Pourtant, à bien y penser, ils ne devraient pas être surpris, ces observateurs. En effet, il y a longtemps, le président Konaré, que beaucoup croient sourd et muet, débranché de la Ruche, avait dit à ses camarades qu’il était nécessaire de rajeunir la direction de «son» parti. On connait aussi ses liens, toujours entretenus avec Dramane Dembélé, et on sait également qu’il a gardé une certaine main mise sur le parti. Il ne pouvait donc qu’imposer sa volonté à Dioncounda Traoré avec lequel il n’entretient plus de lien. D’ailleurs, face aux membres du Comité exécutif du pari qui attendaient leur verdict, les membres de la Commission de bons offices n’ont pu donner aucune raison objective ni aucun critère sérieux quant à leur choix.
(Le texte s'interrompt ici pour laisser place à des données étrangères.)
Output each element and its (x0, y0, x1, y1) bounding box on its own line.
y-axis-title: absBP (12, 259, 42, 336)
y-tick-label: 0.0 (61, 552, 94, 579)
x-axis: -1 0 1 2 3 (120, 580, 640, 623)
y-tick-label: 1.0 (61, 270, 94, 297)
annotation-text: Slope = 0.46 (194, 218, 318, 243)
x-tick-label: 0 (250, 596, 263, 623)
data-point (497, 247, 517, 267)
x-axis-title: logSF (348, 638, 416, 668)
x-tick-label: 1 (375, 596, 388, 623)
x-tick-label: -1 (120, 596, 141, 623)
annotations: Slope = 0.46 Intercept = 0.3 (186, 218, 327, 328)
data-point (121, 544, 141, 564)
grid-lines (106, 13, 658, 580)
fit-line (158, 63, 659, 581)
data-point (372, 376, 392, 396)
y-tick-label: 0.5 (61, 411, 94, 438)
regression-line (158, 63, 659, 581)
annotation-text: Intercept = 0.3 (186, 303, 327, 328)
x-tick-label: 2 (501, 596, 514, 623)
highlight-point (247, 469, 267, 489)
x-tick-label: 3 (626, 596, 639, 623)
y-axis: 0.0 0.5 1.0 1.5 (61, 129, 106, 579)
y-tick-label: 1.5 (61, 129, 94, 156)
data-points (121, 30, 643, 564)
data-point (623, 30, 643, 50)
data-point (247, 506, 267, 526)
Cependant, selon certains observateurs avisés, s’il a imposé Dramane Dembélé, ce n’est pas forcément pour le faire monter à Koulouba. Loin s’en faut. C’est tout simplement parce que Dramane Dembélé est un «poids plume» face à un poids lourd comme Modibo Sidibé, le petit-frère de Mandé Sidibé, l’ami et allié disparu d’Alpha Oumar Konaré. En 2002, pour déstabiliser l’Adema et amoindrir les chances de son candidat, Soumaïla Cissé, des candidatures indépendantes, dont celle de Mandé Sidibé, avaient été suscitées et encouragées. En 2013, le même scénario se reproduira contre le candidat officiel de l’Adema afin de faire gagner celui que le faiseur de roi a déjà choisi. Déjà, la Ruche bourdonne de duplicité et de sournoiserie.